I wish I was this cool, but our phones have buttons on them.

It rings and rings, never when you expect it, always when you're just about to actually get some actual work done. I have piles of paper on my desk that still need to be sifted, an inbox that I haven't touched in months, and a good backlog of things I need to do but have probably already forgotten about (how do I keep my job? Looks alone, apparently). I keep catching myself thinking, "If someone else would just answer the freaking phone, I might be able to do my job."
Then I thought, "Wait a second. Answering the phone is my job." The phone isn't what interrupts me when I'm doing my job, it is my job. It is the reason I was hired. And here comes Jesus: Isn't that a lot like the spiritual life? We separate things out, and the religious part of our lives is only that which is encompassed by church on Sundays, or maybe an occasional awareness of God's presence. The rest of the time we kind of float through, without any feelings either way (or maybe even feelings of sadness, abandonment, and anger). We think, "If only I could feel God's presence all the time and quit with this other stuff which is unimportant and distracting, then I would be holier/better/perfecter/awesomer/the bester/etc." But we forget that those moments of mundaneity are life. That is, these moments of boredom, disconnection, etc. are not merely moments to be gotten past and forgotten.
This is admittedly a weak metaphor. But the point remains the same - life is not made up of those moments you move past and the occasional moment of transcendence, where all importance lies in those brief moments and the rest are to be forgotten. Life is life - it is all wonder, even those times when we sit at the desk and slowly allow our backs to reform into a greater 'S' shape. This is the insight I still hope to one day be able to embody - to shout out with Bernanos' priest that "All is grace!"

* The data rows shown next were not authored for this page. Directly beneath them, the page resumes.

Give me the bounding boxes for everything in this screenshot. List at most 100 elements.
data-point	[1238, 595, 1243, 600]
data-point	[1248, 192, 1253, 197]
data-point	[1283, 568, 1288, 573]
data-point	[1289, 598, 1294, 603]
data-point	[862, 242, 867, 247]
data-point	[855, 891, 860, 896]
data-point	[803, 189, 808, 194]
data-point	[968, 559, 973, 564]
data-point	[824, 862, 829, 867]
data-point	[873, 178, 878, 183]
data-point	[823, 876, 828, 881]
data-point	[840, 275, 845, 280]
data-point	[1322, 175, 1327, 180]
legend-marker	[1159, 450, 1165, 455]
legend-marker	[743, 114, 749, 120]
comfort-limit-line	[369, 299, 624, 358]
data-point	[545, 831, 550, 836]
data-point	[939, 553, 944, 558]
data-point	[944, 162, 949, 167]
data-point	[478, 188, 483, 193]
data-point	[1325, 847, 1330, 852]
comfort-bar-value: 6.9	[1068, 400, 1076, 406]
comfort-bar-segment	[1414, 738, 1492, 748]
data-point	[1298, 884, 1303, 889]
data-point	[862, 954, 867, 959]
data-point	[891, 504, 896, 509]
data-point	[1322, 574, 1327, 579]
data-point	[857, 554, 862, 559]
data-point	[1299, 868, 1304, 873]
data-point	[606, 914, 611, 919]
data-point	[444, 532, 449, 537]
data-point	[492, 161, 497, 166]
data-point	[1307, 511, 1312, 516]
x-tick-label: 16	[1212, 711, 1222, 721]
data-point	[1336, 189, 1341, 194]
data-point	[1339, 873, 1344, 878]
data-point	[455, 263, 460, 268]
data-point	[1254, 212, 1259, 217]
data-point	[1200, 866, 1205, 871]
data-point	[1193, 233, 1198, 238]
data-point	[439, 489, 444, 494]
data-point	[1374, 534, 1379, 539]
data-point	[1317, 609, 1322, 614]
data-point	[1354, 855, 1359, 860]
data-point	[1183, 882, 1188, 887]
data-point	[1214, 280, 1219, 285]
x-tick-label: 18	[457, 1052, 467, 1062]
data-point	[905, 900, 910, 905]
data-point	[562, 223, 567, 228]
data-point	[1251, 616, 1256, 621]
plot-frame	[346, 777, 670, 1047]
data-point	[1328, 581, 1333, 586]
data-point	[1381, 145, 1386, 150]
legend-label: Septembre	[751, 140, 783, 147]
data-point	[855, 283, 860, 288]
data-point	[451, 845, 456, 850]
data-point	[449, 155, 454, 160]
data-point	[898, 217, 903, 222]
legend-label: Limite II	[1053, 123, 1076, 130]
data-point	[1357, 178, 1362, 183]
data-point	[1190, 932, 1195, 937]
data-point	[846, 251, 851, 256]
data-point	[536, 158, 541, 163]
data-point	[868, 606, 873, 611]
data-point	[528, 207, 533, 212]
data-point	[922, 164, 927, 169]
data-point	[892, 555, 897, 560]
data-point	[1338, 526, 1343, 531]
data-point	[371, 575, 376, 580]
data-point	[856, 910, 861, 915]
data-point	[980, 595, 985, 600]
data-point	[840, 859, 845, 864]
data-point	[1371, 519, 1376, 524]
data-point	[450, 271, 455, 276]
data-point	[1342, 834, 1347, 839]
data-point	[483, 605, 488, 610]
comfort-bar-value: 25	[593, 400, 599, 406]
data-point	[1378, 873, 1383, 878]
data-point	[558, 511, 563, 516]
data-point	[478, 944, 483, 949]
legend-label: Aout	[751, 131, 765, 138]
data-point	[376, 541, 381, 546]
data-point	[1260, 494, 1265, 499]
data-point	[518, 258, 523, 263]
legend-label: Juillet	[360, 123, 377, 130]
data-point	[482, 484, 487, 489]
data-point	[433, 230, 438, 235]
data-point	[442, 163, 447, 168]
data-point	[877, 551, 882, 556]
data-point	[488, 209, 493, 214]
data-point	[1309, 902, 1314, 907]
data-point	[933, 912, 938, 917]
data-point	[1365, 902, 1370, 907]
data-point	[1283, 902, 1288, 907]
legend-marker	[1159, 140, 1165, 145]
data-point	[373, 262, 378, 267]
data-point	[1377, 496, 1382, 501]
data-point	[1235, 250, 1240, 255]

Why can he say this? Because his eyes are on Christ.
It's not an easy thought - this "practice of the presence of God" in every moment, even those moments that seem the most worthless, the most easily ignored, the easiest to throw away (e.g., I still struggle to see how the hours between 8 and 4:30, roughly, 5 days a week have anything to do with my spiritual life. But unless I am to fall into the great American secularist pigeon-holing mindset, they must).
It strikes me that there is a definite similarity here between this description of time, and a description of the poor, which may provide the key to a way out. The poor are often seen as the most worthless, the most easily ignored, and the easiest to throw away. This applies whether they be the homeless, the socially awkward, the unborn, or even the people calling in to ask for information. It is often a struggle to see how these people relate to our spiritual lives, but if we are to be saved - since no one is saved alone, but only within the complex mesh of relationships in which we are already embedded - if we are to be saved, these people must be related to our lives, spiritual and otherwise.

Aside: On the topic of no one being saved alone, Dorothy Day had a great line in one of her articles, in which she quoted a French theologian as saying "If, when you die, you come to Heaven alone, God will look at you and say, 'Where are the others?'" 
Dorothy Day, biotches!
So perhaps here is the clue: if we begin to understand that all is infused with wonder, that is, with the very presence of Christ, through the power of the Holy Spirit, we can begin to open ourselves to His movement in our hearts, even in the most mundane of moments. In this we can take a cue from one of our most recent saints, Andre Bessette, who was a simple doorman at a monastery in Montreal, but who treated every person who came to the door as if they were Christ himself.



And if I were a far holier man, I would answer the phone in the same way. Because in a way, it is Christ who calls me on the phone, looking not for information, but for love, and for my love in particular.